Ok. Let’s try. My synchronization is a little bit complex, but this should give you an idea:

// global variables
HANDLE DoDraw; (a manual reset event)
bool BusyDrawing = false;
bool ArrayFull = false;
GLint* VertexData;
int VertexDataSize;
//
// thread 1 (the thread which fills the vertex array with some data)
//
int DataOffset = 1;
while (1) {
DoSomething ();

if (ArrayFull) {
BusyDrawing = true;
SetEvent (DoDraw);
DataOffset = 1;
ArrayFull = false;
}

DoSomethingElse ();

if (BusyDrawing == false) {
VertexData[DataOffset] = y; // fill in the value to display
DataOffset += 2;
if (DataOffset >= VertexDataSize * 2) {
ArrayFull = true;
}
}

DoEvenMore ();

}

//
// thread 2 (the rendering thread)
//
while (1) {
if (WaitForSingleObject (DoDraw, timeout) == WAIT_OBJECT_0) { // wait for the event to be set
ShiftAndDisplayData();// (see initial post)
SwapBuffers ();
BusyDrawing = false;
ResetEvent (DoDraw);
}
}

Is the vertex data pointer used for rendering even after the SwapBuffers() call ?? That would be an explanation, because after SwapBuffers() returns, I definitely change the data behind the vertex pointer…

P.S.: The phenomenon occurres more often when I disable OGL HW support.

Anyone an explanation ?
Greetings, fetz

Csiki · December 1, 2003, 11:07am

It’s at least buggy:

Thread2: BusyDrawing=false
Thread1: Fills the array, ArrayFull=true
BusyDrawing=true, SetEvent(DoDraw)
Thread2: ResetEvent(DoDraw)

Why do you use events?
Use:
if (BusyDraw) {
…
} else Sleep(0)

imported_jwatte · December 1, 2003, 12:12pm

Synchronization is somewhat tricky, and none of the suggestions here seem like a great idea.

Are you using VertexArrayRange? If you are, then you have to execute an SFENCE after the writes to the range, before you’re guaranteed to see the changes on the other (logical) CPU, or on the bus, for that matter.

Also, when using VertexArrayRange, the drawing is asynchronous, even after DrawElements or SwapBuffers.

If you’re using plain vertex arrays (malloc() or similar) and no VertexArrayRange(), then as soon as DrawArrays/DrawElements/DrawRangeElements returns, the data has been copied to GL and you can do whatever you want with it.
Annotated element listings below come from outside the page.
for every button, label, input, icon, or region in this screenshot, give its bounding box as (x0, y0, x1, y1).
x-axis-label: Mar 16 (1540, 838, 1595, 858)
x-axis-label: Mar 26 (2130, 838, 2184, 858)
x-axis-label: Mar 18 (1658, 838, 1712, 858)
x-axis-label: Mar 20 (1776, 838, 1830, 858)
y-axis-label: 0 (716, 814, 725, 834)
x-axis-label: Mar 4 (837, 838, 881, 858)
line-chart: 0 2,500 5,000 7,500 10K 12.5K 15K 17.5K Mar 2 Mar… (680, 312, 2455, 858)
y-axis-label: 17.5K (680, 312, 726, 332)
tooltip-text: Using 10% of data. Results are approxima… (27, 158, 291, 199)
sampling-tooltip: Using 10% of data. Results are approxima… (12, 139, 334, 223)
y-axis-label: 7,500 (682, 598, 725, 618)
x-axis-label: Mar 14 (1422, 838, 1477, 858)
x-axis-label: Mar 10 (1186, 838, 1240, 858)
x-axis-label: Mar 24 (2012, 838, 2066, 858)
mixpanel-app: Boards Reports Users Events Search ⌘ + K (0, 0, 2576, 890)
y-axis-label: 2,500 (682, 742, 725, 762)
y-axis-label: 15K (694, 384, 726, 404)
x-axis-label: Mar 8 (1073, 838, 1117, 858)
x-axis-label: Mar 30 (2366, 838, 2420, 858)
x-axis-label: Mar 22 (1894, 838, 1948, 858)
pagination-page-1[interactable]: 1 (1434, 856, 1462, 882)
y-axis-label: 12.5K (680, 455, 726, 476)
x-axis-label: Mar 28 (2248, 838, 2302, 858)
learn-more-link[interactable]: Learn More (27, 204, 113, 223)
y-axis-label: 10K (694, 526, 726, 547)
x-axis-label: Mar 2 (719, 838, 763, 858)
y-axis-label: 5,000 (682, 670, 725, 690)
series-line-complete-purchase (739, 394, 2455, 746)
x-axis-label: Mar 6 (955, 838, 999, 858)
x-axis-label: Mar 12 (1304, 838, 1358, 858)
It’s been my experience that multi-threading something that updates “in place” is almost never the right thing to do, neither in computer graphics nor in any other situation. Multi-threading in a FIFO manner, where one thread is a consumer, and one is a producer, is a little better. I e, you’d do something like this:

initialization:

CRITICAL_SECTION cs[2]; InitializeCriticalSection(…);
float myVertexArrays[2][ARRAY_SIZE];
HEVENT startup = CreateEvent(…);
threadA = CreateThread(ThreadAFunc);
threadB = CreateThread(ThreadAFunc);

ThreadAFunc()
{
EnterCriticalSection(&cs[0]);
int current = 0;
SetEvent(startup);
forever() {
produceIntoBuffer(myVertexArrays[current]);
LeaveCriticalSection(&cs[current]);
current = 1-current;
EnterCriticalSection(&cs[current]);
}
}

ThreadBFunc()
{
WaitForSingleObject(startup);
int current = 0;
forever() {
EnterCriticalSection(&cs[current]);
drawOutOfArray(myVertexArrays[current]);
LeaveCriticalSection(&cs[current]);
current = 1-current;
}
}

This will implement producer/consumer parallelism. Note that it still has a race, in that both arrays could be un-locked at the same time, and a thread getting both arrays in quick succession. However, both sides will always be using consistent data.

If you don’t mind using an event, you can use a producer event and a consumer event, and enforce exactly 1 level of parallelization, which will be correct in addition to consistent, but may waste a little more time on synchronization (the bet in the previous code is that critical sections are more efficient than raw events on average).